NHS England sanctions new breast cancer treatment injection

NHS England has today sanctioned a faster, more comfortable method for giving Trastuzumab (Herceptin) to breast cancer patients. From the 24th September a new sub cutaneous (SC) form of the drug will be commissioned.  Herceptin SC will primarily be used to treat women with early breast cancer who currently get the drug with chemotherapy before or after surgery.

Until now Herceptin has been delivered intravenously which means patients receive the drug by intravenous drip and each treatment takes between two and three hours.  The revolutionary new sub cutaneous formulation Herceptin is given by an injection under the skin which takes just two to five minutes to administer. Patients will need to stay in hospital for around an hour and a half after the injection to be monitored, but it will half the time for the patient and be a considerably more comfortable treatment.

Peter Clark Chair of NHS England’s Chemotherapy Clinical Reference Group and an oncologist at Clatterbridge Cancer Centre NHS Foundation Trust said:

“The new subcutaneous formulation of trastuzumab will mean that women who are being treated for early breast cancer can have a much less invasive treatment than the current intravenous treatment. This will be of benefit to patients as less time is spent receiving treatment and it is a more comfortable form of receiving this drug.  The faster treatment also frees up the time of highly trained cancer nurses to give care to patients on the ward.

“This innovative new form of treatment is certainly to be welcomed”.

As well as being less invasive for the patient, the new formulation of Herceptin will save time for nurses and hospital pharmacies in both its preparation and administration. This will free up specialist cancer nurses and hospital pharmacists at a time when pressure on chemotherapy facilities continue to rise.

The sub cutaneous form of Herceptin is also expected to save costs to the NHS as the drug is given as a fixed dose not dependent on patient size or weight.  It minimises waste and reduces overall drug costs.


  1. pat isherwood says:

    Which south UK hospitals offer subcutaneous herceptin please?
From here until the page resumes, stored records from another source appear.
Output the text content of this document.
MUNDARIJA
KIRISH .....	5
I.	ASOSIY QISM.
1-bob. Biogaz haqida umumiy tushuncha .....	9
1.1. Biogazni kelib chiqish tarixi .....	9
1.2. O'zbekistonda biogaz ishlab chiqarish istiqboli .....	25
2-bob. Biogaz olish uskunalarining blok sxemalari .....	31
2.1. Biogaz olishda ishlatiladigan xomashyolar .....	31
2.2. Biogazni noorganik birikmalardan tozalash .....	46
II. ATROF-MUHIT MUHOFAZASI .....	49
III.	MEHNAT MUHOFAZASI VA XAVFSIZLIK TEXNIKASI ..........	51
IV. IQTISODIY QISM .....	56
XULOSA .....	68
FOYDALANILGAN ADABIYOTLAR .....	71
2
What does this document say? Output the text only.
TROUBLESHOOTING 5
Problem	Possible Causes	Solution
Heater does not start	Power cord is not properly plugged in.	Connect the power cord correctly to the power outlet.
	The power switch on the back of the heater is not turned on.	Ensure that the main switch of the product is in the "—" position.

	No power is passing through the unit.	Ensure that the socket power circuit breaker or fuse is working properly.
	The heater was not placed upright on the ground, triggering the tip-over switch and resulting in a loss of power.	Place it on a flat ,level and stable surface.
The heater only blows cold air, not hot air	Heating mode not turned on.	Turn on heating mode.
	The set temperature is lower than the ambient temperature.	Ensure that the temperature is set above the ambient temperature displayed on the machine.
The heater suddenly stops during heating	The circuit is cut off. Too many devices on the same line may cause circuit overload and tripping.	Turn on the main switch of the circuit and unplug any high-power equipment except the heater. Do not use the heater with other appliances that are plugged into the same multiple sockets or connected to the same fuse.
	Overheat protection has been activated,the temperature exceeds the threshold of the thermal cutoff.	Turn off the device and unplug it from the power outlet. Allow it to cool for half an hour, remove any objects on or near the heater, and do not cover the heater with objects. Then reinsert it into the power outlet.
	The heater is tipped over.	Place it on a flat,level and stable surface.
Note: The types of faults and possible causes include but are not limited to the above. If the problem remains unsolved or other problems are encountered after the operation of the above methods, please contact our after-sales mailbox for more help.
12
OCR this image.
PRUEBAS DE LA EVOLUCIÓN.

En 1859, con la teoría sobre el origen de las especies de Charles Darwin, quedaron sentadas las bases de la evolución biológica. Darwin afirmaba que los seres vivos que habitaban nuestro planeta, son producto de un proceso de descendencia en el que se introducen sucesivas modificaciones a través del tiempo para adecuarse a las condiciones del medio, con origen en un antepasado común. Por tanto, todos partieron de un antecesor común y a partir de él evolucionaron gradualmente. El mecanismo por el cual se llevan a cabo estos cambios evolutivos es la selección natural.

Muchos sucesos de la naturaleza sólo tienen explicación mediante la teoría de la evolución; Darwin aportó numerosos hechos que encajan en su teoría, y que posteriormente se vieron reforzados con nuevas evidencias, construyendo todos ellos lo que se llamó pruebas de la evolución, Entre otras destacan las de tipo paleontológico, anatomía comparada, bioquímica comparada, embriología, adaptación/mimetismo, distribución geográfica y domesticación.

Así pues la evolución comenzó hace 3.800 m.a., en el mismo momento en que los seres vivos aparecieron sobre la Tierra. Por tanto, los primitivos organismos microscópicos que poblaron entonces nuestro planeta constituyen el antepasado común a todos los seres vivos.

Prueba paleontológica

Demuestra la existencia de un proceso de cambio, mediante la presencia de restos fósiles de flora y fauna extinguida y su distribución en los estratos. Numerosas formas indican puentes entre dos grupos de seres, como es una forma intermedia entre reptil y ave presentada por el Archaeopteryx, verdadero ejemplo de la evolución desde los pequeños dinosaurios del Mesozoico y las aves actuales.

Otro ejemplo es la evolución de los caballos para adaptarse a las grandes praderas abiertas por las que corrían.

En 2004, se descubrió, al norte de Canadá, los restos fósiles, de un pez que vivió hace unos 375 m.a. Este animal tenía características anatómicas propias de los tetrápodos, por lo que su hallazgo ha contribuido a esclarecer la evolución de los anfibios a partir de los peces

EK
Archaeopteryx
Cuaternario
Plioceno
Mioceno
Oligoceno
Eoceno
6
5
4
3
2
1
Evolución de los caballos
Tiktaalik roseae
I am due to start herceptin for early breast cancer this week and my veins are shot to pieces!

  2. Julie says:

    This injection may have been sanctioned by NHS England in September but I’m being told it is not available from the CCG in my area, even now we are well into December! The NHS Trust have trialed it, the nurses have been trained to give it and my oncologist is happy to prescribe it- what’s the hold up? I’m currently lobbying the CCG to be given it and this shouldn’t be the case. Could it be because herceptin IV comes off patent next month and will then be much cheaper than injection?! Seems very unfair, what happened to patient choice?

  3. chilitee3 says:

    Is this treatment more effective than the intravenous Herceptin or do they have the same efficacy but just different routes of administration.

    Any QALY’s taken into consideration?

    Does this mean NICE no longer approves cancer chemotherapy ?

  4. Ann Henson says:

    Just wondered if you knew whether herceptin by injection is available at Burnley General hospital chemo unit? Thank you Ann

  5. Chris Gallagher says:

    Dear Peter I would like to know how price sensitive is this recomendation? The recomendation will maintain the position Roche as the monopoly supplier at close to the curent market price at the same time that IV Trastuzumab is coming off patent.

  6. Mary Hawking says:

    Has subcutaneous herceptin been approved by NICE and MHRA, and if it has, could you post a link?
    I’m slightly confused, as I had thought that approving new treatments was a function of MHRA and NICE: is it now the remit of NHS England?

    I asked this before, but my comment does not appear to have been posted – so trying again!

  7. Mary Hawking says:

    Has this been licensed by MHRA and approved by NICE?

    If so, a reference would be useful: if not, on what grounds is NHS England sanctioning and commissioning it?

    And is this the way in which, in future, additions to the drug formulary – or other changes – be introduced? Because if NHS England is making the decisions, I do feel that it is necessary to have a robust process – and this process to be widely publicised – and adhered to: inclusion of evidence would be desirable.